Im Sommer 1931 beginnt Raphael Chamizer in seinem Sommerhaus in Wengen in der Schweiz mit der Arbeit an zwei Holzreliefs: „Die Schöpfung“ und „Das Hohe Lied“. Er wagt sich damit an ein für ihn völlig neuartiges Material: Lettische Eiche, 4,5 Meter lang und 1 Meter hoch. Diese Arbeit brachte er an seinem Sommerhaus an, welches noch existiert, aber von dem Holzrelief fehlt jede Spur.

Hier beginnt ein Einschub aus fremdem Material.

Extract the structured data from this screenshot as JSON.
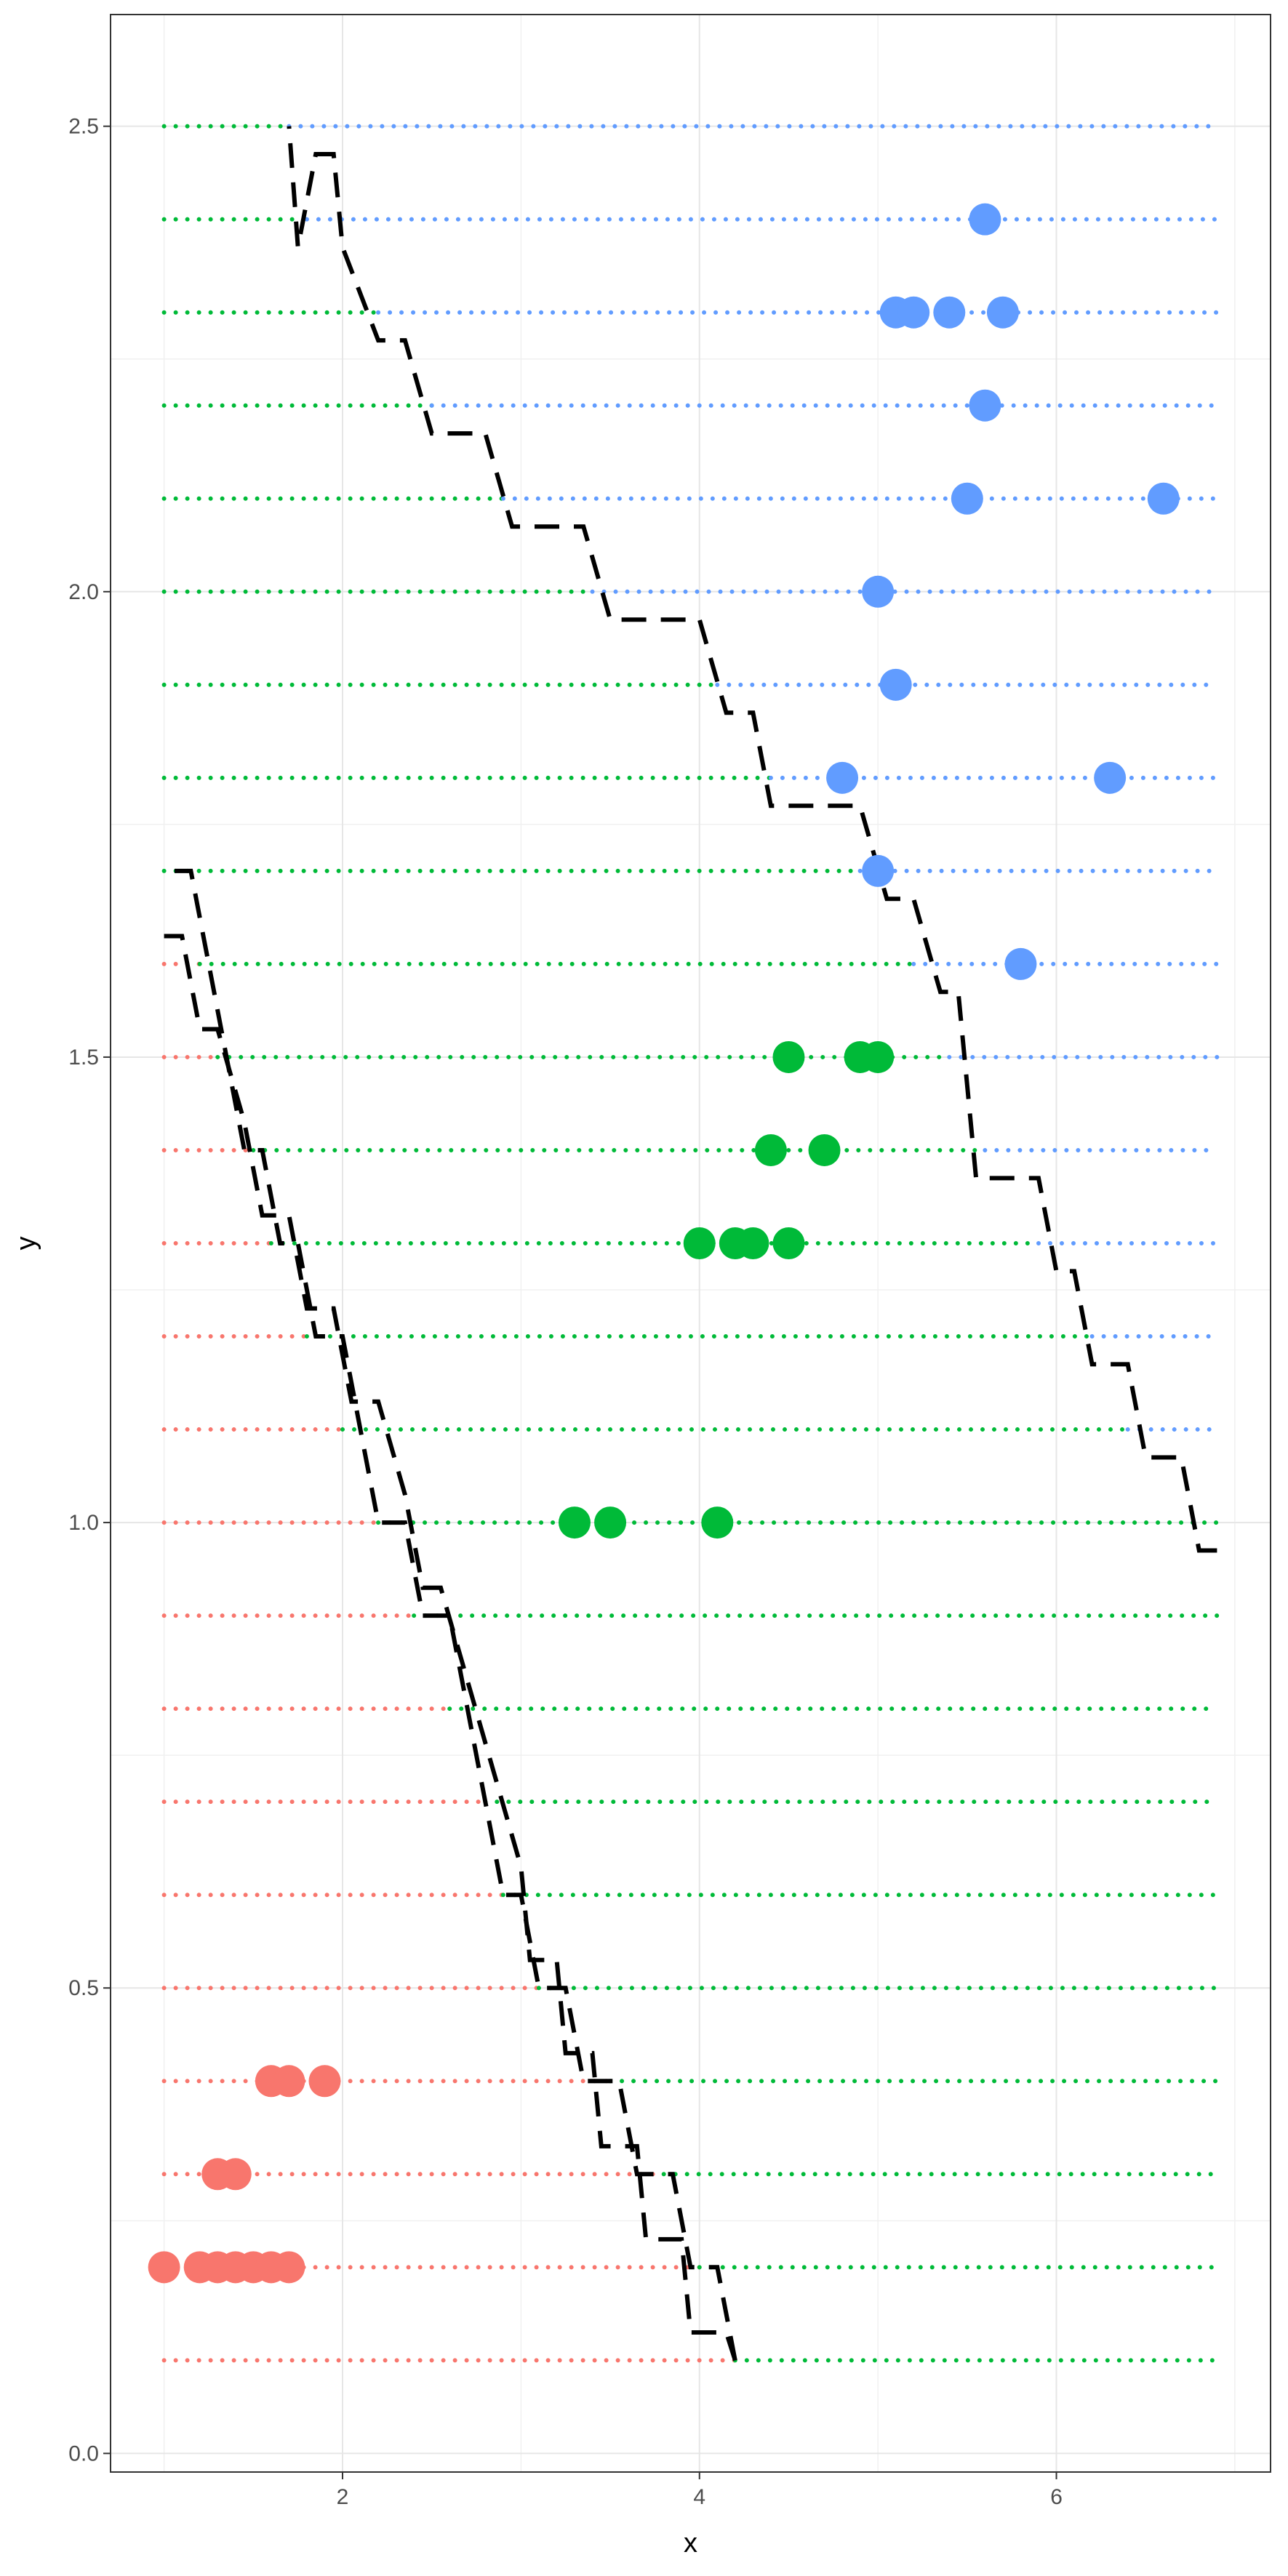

Nach der Machtübernahme Hitlers vergräbt sich Chamizer immer mehr in die Arbeit. 1935 wendet er sich einem sehr ernsten und auch gefährlichen Thema zu: Nietzsche, eine überlebensgroße Bronzebüste.
Gefährlich deshalb, weil Klinger eine allgemein anerkannte Büste geschaffen hatte. Er entschloß sich, eine ganz andere Auffassung zu geben, die zu keinem Vergleich mit der des großen Vorbildes verpflichtet. Im Klingerschen Atelier standen ihm dieselben Unterlagen zur Verfügung, insbesondere die Totenmaske und alle Fotografien, auch die aus den letzten Jahren. Chamizer befaßte sich sehr eingehend mit Nietzsches Werk und kommt zu folgendem Schluß:
Nietzsche ist kein Philosoph. Bei ihm überwiegt das Dichterische und das Tragische. Er hat viel Prophetisches an sich. Er versteht mehr zu zürnen, als zu lieben. Der Keim seiner Krankheit liegt lange in ihm, wohl ein Grund, daß er nicht lachen konnte. So wurde er gestaltet: Unendlich tief leidend und im Leid zum Seher werdend. – Der Sockel der Büste, durchaus unkonventionell, wird zur dringenden Notwendigkeit. Er deutet seine Lagerstätte an. Der Kopf ist mühevoll gleichsam aus dem Kissen aufgerichtet und leicht seitlich geneigt, als könne er seinen schweren Inhalt kaum noch tragen.

Im Sommer 1936 arbeitet Raphael Chamizer wieder in seinem Schweizer Sommerhäuschen. Die Zeiten lasten schwer auf ihm.

Wenig ist jetzt noch über sein weiteres Schicksal zu erfahren. Ein Sohn des Künstlers, Herr Gideon Chamizer, geboren am 12. März 1916 in Leipzig, lebt noch heute in Bielefeld, er berichtet: 1938 gelang es der Familie, nach Israel auszuwandern. Zurück blieb die Schwester des Bildhauers, Lucie Löbl. Sie wohnte wie Dr. Woskin in der Wiesenstraße 21. Bei ihr wurden damals auch die meisten Plastiken eingelagert. Was aus diesen Werken später wurde, konnte bislang nicht geklärt werden. Einige kleine Plastiken befinden sich noch heute im Familienbesitz. Lucie Löbl und ihre Tochter Rahel fuhren später völlig hilflos auf einem Kohlendampfer auf der Donau hin und her. Da niemand diese aus der Messestadt Vertriebenen aufnehmen wollte, wurden auch sie Opfer des Holocaust.

Der Arzt und Bildhauer Raphael Chamizer starb 1957 nach langer schwerer Krankheit – die letzten Jahre war er fast vollständig gelähmt – 75jährig in Haifa.